Networks questioned the fundamental purpose of AI in social care, suggesting it must be underpinned by the question: ‘What is the issue you’re trying to solve?’ Concerns focused on the potential for AI to ‘dehumanise care,’ as the “human contact which can make the difference.” There were also concerns that cost/time savings might not be reinvested into improving the quality of care.
Second Network Meeting
Networks across the UK explored a number of issues related to AI and social care.
Potential Benefits:
AI could enhance person-centred care through planning assistance, communication support, and tools for sensory impairments. Examples include using databases (like the GP Intelligence Platform in NI) to identify vulnerable patients , and using sensors to detect behavioral patterns and indicate when help is needed. Some argued that AI could meet future care demand when resources are scarce.
Concerns (Empathy & Skills):
Many worried about the loss of social connections and empathy. The Torfaen Network feared AI could exacerbate social isolation and loneliness by normalizing a lack of human interaction. Conversely, some experts-by-experience reported that AI’s empathy surpassed medical professionals’ and that AI companionship could be positive for mental health. Concerns were raised about the impact on professional and experiential skills. For example, young people may lose communication skills due to over-reliance on digital tools. One trial showed that AI provided too much data, which staff lacked the capacity to address.
Cost & Development:
The primary costs for new AI tools are tied to staffing for programming, monitoring, review, coding, and training. Local authorities generally lack the funds for bespoke AI tools. Despite high claims, no local authority has yet achieved cost savings or reduced headcount through AI.
Human in the Loop:
The need for human oversight can undermine claims of staff time savings. A trial of an AI referral tool failed due to the complexity of cases and required human proofreading because of translation errors.
Efficiency Tension:
While a commissioner saw AI transforming functions like commissioning (e.g., completing the cycle ‘in seconds, not a year’ by supporting administrative tasks), others worried about the impact on staffing ratios.
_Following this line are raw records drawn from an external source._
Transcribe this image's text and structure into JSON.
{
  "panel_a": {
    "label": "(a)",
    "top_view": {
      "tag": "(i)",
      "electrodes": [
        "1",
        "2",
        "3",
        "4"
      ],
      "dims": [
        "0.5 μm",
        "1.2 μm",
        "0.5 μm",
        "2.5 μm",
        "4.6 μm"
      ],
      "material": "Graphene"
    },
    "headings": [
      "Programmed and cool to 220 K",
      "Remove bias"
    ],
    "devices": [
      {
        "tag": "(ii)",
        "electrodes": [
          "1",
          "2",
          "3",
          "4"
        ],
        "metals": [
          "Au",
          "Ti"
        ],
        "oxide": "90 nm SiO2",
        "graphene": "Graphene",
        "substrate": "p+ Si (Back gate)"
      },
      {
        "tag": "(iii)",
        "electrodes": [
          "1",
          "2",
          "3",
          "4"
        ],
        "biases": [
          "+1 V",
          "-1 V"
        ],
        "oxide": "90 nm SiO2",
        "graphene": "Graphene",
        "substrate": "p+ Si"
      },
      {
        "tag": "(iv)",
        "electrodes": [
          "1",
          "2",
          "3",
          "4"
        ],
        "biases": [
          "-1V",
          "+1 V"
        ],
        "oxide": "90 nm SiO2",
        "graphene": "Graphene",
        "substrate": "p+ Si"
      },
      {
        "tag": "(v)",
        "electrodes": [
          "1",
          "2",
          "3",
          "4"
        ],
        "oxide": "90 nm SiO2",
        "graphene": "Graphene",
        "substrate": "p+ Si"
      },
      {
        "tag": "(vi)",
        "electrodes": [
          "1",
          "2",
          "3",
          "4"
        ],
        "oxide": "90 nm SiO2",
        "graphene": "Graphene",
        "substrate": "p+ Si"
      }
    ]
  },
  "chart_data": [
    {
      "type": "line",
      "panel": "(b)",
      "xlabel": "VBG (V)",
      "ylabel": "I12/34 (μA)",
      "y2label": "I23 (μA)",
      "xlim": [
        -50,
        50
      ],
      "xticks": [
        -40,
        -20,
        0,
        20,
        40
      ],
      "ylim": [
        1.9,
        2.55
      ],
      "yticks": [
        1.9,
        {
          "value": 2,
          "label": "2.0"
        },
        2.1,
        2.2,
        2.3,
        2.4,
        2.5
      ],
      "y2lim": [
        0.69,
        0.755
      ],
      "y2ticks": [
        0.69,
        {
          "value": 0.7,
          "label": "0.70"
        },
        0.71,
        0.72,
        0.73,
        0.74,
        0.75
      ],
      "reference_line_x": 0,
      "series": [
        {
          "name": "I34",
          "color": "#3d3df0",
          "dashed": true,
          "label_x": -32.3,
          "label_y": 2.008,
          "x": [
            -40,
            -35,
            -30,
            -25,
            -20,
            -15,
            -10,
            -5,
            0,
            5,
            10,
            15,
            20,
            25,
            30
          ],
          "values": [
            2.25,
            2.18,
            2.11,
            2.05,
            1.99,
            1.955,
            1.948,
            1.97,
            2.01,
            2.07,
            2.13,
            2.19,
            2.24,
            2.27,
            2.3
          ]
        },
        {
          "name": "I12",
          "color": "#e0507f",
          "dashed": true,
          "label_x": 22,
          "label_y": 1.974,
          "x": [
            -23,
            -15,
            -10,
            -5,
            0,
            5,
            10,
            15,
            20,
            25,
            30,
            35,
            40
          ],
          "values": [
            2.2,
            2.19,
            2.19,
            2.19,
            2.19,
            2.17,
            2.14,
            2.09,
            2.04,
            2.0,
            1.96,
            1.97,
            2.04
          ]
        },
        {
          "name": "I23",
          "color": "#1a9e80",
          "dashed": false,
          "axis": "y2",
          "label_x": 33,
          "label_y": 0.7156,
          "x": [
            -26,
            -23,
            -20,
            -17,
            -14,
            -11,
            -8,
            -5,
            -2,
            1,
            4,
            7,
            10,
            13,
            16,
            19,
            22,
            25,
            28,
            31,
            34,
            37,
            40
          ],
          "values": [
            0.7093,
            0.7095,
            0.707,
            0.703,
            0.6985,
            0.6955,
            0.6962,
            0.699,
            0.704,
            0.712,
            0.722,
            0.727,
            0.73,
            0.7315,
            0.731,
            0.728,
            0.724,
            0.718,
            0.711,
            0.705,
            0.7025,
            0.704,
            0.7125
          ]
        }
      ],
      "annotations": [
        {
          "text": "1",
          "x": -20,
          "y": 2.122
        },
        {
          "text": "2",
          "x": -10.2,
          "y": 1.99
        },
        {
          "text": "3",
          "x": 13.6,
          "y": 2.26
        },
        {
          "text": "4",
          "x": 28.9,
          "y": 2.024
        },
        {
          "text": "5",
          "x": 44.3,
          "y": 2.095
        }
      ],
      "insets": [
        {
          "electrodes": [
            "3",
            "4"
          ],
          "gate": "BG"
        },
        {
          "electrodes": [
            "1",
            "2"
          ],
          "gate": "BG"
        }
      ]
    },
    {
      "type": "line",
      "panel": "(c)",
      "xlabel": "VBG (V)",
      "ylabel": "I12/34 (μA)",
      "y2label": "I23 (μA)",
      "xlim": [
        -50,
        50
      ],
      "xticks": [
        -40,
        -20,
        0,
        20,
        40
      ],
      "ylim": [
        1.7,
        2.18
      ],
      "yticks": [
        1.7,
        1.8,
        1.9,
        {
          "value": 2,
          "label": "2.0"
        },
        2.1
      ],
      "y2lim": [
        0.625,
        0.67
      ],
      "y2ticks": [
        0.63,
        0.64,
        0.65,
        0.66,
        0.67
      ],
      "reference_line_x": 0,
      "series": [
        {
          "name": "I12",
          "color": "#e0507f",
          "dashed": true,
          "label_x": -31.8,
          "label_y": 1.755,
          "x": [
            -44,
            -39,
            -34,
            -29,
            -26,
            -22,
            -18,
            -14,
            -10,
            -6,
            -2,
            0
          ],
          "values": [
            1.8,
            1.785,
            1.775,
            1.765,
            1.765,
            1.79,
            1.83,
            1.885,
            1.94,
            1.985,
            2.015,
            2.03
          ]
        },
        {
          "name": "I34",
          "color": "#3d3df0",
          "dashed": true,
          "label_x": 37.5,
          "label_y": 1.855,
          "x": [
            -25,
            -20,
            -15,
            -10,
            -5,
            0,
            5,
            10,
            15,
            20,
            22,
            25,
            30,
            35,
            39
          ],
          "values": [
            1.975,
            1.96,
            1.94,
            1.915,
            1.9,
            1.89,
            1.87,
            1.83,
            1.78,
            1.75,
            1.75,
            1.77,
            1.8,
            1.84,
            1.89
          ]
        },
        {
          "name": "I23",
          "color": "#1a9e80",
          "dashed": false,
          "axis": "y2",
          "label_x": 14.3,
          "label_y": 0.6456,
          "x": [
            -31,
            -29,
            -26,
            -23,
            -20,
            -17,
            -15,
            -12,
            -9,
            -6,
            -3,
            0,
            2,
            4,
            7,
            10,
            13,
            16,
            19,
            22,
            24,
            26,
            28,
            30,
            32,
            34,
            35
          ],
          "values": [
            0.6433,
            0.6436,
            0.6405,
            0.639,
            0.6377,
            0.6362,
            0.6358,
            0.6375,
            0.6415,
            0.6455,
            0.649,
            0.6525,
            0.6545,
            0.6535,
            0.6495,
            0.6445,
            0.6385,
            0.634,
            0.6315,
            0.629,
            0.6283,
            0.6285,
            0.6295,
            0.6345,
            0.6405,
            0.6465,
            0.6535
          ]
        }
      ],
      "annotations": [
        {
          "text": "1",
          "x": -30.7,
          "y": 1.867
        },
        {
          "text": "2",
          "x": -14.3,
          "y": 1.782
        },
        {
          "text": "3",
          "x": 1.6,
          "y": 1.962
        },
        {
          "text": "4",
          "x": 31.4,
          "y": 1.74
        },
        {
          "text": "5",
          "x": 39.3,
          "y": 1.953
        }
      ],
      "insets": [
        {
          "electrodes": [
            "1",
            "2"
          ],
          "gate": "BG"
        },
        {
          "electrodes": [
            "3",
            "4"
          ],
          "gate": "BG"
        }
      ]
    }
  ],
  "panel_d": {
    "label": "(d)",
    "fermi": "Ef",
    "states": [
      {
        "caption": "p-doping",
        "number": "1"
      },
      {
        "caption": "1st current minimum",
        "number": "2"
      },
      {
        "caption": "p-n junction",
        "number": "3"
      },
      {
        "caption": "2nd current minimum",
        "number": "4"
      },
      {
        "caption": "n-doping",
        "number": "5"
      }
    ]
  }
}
There is a risk of staff missing incorrect AI outputs if they become overly reliant on the technology.
Bias:
There is a risk of AI bias, especially when training data underrepresents groups like people with learning disabilities, autism, or ethnic minority groups. IMPACT cited a study where an AI model downplayed women’s health issues compared to men’s in case notes. Some suggested biases might be easier to ‘train out’ of technology than humans.
Trust and Safety:
Concerns included the use of AI in case notes and the potential for information to be used against people without consent. Networks called for clear communication on how AI tools work and suggested measures like involving people with lived experience in quality control and setting up an AI Steering Group to define ‘guardrails’.
Digital Exclusion:
Many worried that older people and those with financial barriers (e.g., high cost of internet/technology) could be excluded from AI benefits due to a lack of access or digital literacy. This exclusion is compounded as services like medical appointments and benefit applications increasingly move online.